Seasonal success, and sustained success year after year, is more precarious in pro football than in any team sport. So few games, so many injuries, so little difference between good and bad.
“It doesn’t take much," said Eli Manning, who came to the Giants with Coughlin in 2004 to form a resilient tandem. "A few injuries here and there, or just not catching some breaks, and things can definitely turn on you quickly in this league.
"You have to be playing at a high level and find ways to win those close games. That can be the difference. Making plays at crucial times in games that can lead to victories, or if you don’t make them and make mistakes, they can lead to losses. Some years, you find a way to make all the right plays at the right time. Then some years it kind of works against you.”

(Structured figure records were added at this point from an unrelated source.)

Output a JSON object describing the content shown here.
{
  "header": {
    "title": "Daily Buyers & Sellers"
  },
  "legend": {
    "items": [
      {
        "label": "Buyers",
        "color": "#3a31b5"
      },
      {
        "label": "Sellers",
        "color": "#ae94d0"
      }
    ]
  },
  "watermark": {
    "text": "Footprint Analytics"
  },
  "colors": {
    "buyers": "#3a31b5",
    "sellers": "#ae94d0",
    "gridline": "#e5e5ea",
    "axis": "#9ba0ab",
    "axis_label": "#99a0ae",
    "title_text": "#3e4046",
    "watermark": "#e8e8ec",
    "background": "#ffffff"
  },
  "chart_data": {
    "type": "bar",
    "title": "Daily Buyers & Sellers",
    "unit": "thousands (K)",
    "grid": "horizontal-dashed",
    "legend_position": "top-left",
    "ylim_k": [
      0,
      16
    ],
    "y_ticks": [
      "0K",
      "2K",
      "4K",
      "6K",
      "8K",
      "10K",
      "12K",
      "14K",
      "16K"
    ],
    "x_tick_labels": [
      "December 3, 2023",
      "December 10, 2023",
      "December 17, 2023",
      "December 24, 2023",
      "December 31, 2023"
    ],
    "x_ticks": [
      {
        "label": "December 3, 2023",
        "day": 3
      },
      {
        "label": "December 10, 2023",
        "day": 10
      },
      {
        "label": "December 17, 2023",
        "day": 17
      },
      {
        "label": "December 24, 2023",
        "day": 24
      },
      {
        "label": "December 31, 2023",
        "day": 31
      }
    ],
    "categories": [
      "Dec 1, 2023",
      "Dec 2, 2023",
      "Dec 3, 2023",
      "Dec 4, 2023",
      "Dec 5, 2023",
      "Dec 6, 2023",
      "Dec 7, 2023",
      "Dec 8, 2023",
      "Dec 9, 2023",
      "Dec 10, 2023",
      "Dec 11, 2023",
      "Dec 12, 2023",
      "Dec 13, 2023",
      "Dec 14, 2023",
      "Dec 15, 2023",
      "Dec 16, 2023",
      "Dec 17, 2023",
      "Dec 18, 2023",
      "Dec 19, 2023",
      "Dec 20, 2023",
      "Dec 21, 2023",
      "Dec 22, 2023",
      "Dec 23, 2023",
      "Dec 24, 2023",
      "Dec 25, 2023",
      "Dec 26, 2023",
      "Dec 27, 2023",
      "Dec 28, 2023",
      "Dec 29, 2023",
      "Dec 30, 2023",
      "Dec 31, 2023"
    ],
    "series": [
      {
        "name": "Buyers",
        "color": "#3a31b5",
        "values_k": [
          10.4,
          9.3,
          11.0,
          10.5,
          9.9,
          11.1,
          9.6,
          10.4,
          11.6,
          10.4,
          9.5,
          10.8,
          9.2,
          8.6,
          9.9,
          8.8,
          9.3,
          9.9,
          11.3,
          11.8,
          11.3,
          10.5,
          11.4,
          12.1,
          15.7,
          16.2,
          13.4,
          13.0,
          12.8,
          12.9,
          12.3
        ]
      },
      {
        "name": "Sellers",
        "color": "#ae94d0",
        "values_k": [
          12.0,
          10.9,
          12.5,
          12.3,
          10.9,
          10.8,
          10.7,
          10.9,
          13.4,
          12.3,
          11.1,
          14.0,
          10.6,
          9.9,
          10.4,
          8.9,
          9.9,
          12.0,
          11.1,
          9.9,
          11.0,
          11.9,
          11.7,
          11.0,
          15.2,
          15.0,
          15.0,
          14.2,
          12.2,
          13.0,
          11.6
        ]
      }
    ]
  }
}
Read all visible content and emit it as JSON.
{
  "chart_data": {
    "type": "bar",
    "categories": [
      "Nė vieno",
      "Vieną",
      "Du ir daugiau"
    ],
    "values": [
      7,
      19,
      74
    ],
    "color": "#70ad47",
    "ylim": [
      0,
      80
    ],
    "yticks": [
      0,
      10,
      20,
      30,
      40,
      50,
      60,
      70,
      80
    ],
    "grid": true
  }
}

The New England Patriots have come closest to sustaining excellence in the NFL. Coach Bill Belichick is 169-57 and 17-7 in playoffs during his 13 years in Boston, also coinciding with Tom Brady's tenure at quarterback. His three Super Bowl wins are one more than Coughlin and three more than Carroll, whose team is still the betting favorite to return to Met Life Stadium in seven weeks for the Super Bowl.
Just as it has been the case with the Giants and Patriots, maintaining the relationship between the coach, Carroll, and the quarterback, Russell Wilson, will be the axis upon which the Seahawks world turns.
"It’s very difficult to play at that high level, and then come back and do it again," Carroll said. "To continue the sense that it takes, the urgency and all the factors that make you a championship team — it’s hard to do that again. There’s issues of the hype and the buildup, getting patted on the back . . . There’s also [a player personnel and coaching staff] attrition that always happens, too.